Türkisches Erdbebengebiet ist seit langem Krisenregion
Der Südosten der Türkei ist seit den 1980er Jahren vom türkisch-kurdischen Konflikt geprägt. Zwangsumsiedlungen aus den Dörfern haben über die Jahre die Provinzstädte zu Millionenstädten anwachsen lassen. Hinzu kamen seit 2011 syrische Flüchtlinge entlang der türkisch-syrischen Grenze. Städte wie Gaziantep, Hatay und Diyarbakir beherbergen die meisten Flüchtlinge. Von den etwa 13,5 Millionen Menschen in diesem Gebiet, sind nach UNO-Angaben 2 Millionen syrische und rund 300.000 afghanische Flüchtlinge.
Nach UNO-Angaben sind von Adana und Hatay im Westen bis Diyarbakir im Osten zehn Provinzen im Südosten der Türkei von den Folgen des Erdbebens betroffen. Besonders die Städte Kahramanmaras und Gaziantep, wo kurz hintereinander in Elbistan (7,6 Richterskala) und Pazarcik (7,7 Richterskala) die Epizentren der zwei Erdbeben waren, ist die Zerstörung groß.
Das türkische Erdbebengebiet ist auch das Zentrum des Südostanatolien-Projekts, einer Ansammlung von 22 Staudämmen, die seit den 1980iger Jahren entlang Euphrat (14) und Tigris (8) gebaut wurden. Die Staudämme seien nicht Auslöser des Erdbebens gewesen, hätten es aber erheblich verstärkt, sagte der jordanische Geologe Ahmad Malabeh. Seit mehr als einem Jahr hat die Türkei die Wasserdurchlaufmenge der beiden wichtigen Ströme reduziert und damit in Syrien und im Irak erheblichen Wassermangel herbeigeführt. Die gestauten Wassermengen verübten großen Druck auf unterirdische Gesteinsschichten. Um den Druck zu mindern hat die Türkei nach dem Erdbeben den Wasserdurchlauf Richtung Süden normalisiert.

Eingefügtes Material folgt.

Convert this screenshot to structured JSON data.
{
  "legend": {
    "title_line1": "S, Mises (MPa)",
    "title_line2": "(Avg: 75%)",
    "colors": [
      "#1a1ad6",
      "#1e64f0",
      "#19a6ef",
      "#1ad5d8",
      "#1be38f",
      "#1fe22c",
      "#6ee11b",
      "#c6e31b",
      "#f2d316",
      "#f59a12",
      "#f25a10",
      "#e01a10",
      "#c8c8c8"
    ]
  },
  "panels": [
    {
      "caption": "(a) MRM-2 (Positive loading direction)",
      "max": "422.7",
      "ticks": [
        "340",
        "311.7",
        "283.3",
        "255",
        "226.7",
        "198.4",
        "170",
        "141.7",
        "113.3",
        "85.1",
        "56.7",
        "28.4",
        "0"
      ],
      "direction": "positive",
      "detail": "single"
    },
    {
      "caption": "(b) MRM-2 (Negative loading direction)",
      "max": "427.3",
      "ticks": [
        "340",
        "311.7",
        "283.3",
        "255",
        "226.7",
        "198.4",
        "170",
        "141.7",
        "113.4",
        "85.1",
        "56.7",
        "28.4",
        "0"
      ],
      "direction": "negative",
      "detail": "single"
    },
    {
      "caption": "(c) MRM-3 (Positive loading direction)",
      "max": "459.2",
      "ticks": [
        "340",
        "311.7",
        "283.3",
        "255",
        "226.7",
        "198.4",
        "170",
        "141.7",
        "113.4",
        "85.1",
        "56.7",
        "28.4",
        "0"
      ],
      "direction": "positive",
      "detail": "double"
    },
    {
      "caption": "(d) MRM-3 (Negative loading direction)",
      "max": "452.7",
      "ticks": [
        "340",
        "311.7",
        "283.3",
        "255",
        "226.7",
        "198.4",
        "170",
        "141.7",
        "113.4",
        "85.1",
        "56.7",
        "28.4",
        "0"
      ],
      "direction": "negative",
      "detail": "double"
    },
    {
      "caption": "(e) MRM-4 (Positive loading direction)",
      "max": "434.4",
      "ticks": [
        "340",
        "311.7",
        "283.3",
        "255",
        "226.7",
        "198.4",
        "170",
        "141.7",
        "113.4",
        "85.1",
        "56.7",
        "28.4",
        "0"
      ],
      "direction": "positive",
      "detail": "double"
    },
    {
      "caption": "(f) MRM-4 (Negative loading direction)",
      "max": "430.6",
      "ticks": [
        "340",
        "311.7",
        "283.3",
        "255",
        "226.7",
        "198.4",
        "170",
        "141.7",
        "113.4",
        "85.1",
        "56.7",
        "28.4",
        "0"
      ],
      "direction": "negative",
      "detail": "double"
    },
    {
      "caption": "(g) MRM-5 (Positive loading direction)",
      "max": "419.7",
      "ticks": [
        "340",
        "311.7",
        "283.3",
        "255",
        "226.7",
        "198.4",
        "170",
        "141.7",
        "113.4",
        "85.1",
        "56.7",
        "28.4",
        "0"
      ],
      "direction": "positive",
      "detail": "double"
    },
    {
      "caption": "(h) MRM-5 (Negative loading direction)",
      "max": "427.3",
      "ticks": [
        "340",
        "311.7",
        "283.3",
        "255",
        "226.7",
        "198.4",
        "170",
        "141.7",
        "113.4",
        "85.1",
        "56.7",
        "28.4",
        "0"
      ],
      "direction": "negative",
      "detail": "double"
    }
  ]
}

Ein weiteres Problem in der Region sind die Pipelines, die unter anderem vom Kaspischen Meer, Öl zum Mittelmeerhafen Ceyhan leiten. Die Baku-Tbilisi-Ceyhan-Pipeline stellte ihren Betrieb am 9. Februar vorübergehend ein, nachdem im Hafen von Ceyhan ein »Force Majeure« gemeldet wurde, das den weiteren Betrieb stoppte. Auch die Kirkuk-Cyhan-Pipeline, die von der Kurdischen Autonomieregierung im Nordirak kontrolliert wird, stellte den Betrieb ein.
Die in Syrien betroffenen Provinzen Aleppo, Idlib, Hama, Latakia und Tartus sind vor allem landwirtschaftlich genutzte Gebiete. Städte und Dörfer sind von dem Krieg in Syrien seit 2011 schwer gezeichnet. In den Provinzen befinden sich viele Kulturgüter, die teilweise auf der Liste des Welterbes der UNESCO stehen. Die Altstadt und die aus dem 13. Jahrhundert stammende Zitadelle von Aleppo sind betroffen. Schäden wurden an verschiedenen der gerade wieder aufgebauten Märkte gemeldet, auch unweit des Antakia Tors. Das Nationalmuseum von Aleppo weise Risse auf, heißt es in einem vorläufigen UNESCO-Bericht. Weitere Schäden wurden aus Hama und Tartus gemeldet.
In der Türkei ist besonders die alte Stadtmauer von Diyarbakir betroffen, die als Weltkulturerbe gilt. Die UNESCO geht davon aus, daß alle Weltkulturerbestätten im im Südosten der Türkei beschädigt wurden. Die etwa 2.000 Jahre alte Burg von Gaziantep brach zusammen.